= Rob Warner (mountain biker) =

English racing cyclist

Rob Warner (born 16 November 1970) is a retired professional downhill mountain biker born in Reading, England.

Before turning professional in 1993 Warner worked for six months at the Rover plant in Oxford on a production line building the Rover 800 series car. After riding for Saracen with teammate Steve Peat and then MBUK, he signed for the Giant Bicycles Downhill Team, and remained with them until the end of 2016.
He then went on to join Commencal Bikes in 2017 in the role of brand ambassador.

In 1996 he became the first ever British rider to win a round of the UCI Mountain Bike World Cup taking a historic win at Kaprun in Austria. According to Warner, in a video streamed to Pinkbike on 2 June 2014 titled The Lost Rob Warner Story, he actually won the Kaprun World Cup with an STI he picked up in Les Gets a week before.

He became the UK National Champion in 1997, 1998 and finally in 2001.

Rob Warner also appeared on a 1996 episode of You Bet!, where he raced a rally car. Despite failing to beat the car, he did get to meet and secure a small kiss from Jet from Gladiators, who was co-hosting the show.

Aside from competition, Warner has turned his hand to television, presenting the Red Bull 2007 X Fighters Freestyle Motocross events with Ed Leigh.

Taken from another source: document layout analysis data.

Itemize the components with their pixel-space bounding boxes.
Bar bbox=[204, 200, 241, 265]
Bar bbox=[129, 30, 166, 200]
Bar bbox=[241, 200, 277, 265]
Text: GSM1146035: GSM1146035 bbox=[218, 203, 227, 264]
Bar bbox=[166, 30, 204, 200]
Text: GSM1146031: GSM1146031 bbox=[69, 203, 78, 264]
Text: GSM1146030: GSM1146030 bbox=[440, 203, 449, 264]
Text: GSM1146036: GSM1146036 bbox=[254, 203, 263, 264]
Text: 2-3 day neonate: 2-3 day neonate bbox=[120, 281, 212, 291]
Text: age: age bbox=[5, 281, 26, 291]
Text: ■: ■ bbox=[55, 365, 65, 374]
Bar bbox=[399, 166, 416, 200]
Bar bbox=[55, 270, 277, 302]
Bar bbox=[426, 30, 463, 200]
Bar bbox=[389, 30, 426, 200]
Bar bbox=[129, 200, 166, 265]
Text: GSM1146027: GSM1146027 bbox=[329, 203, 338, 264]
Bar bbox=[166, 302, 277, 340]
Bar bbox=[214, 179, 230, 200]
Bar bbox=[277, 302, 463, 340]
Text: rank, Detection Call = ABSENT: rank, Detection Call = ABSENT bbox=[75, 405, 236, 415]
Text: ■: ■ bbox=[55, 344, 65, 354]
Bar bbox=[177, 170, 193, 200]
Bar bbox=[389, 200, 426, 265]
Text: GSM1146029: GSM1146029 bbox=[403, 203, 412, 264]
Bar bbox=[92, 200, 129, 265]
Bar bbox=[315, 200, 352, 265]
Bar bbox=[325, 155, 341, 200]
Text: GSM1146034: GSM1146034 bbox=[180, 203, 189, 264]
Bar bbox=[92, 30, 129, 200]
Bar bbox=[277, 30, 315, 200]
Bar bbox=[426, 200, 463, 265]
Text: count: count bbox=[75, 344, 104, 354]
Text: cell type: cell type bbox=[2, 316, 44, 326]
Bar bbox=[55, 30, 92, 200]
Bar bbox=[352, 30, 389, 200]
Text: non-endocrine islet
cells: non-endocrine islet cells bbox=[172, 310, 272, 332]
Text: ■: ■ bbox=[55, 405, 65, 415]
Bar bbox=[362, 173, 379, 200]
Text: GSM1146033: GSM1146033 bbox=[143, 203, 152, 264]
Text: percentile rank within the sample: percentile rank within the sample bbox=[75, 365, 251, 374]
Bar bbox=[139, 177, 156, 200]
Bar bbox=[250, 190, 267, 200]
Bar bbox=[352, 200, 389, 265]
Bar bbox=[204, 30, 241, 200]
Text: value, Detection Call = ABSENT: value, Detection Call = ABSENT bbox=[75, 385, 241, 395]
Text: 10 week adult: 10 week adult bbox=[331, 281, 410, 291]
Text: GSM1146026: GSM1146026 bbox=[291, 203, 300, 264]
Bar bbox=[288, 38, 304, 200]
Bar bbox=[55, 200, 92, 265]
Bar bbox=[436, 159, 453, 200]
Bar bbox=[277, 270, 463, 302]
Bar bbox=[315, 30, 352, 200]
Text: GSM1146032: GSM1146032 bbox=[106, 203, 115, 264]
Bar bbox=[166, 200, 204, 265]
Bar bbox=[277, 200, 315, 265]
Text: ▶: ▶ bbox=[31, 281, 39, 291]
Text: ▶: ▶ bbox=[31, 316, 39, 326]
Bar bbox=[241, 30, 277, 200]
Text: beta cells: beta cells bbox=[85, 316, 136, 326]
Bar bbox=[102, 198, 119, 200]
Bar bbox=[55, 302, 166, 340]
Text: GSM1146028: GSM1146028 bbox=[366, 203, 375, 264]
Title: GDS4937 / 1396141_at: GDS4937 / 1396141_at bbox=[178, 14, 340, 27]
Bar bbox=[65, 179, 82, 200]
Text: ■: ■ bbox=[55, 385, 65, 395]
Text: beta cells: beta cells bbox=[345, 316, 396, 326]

For the last two seasons he has also presented commentary on World Cup and World Championship downhill rounds with Claudio Caluori and the World Cup Cross Country (XCC & XCO) with Dutch 1996 Olympic Champion, Bart Brentjens.

In 2019, Warner released a series of videos on Red Bull TV following his journey through several riding destinations, joined by mountain biking riders Matt Jones, Olly Wilkins, and Finn Iles. The countries visited include New Zealand, Kenya, Lesotho, Ecuador, Nepal and Colombia.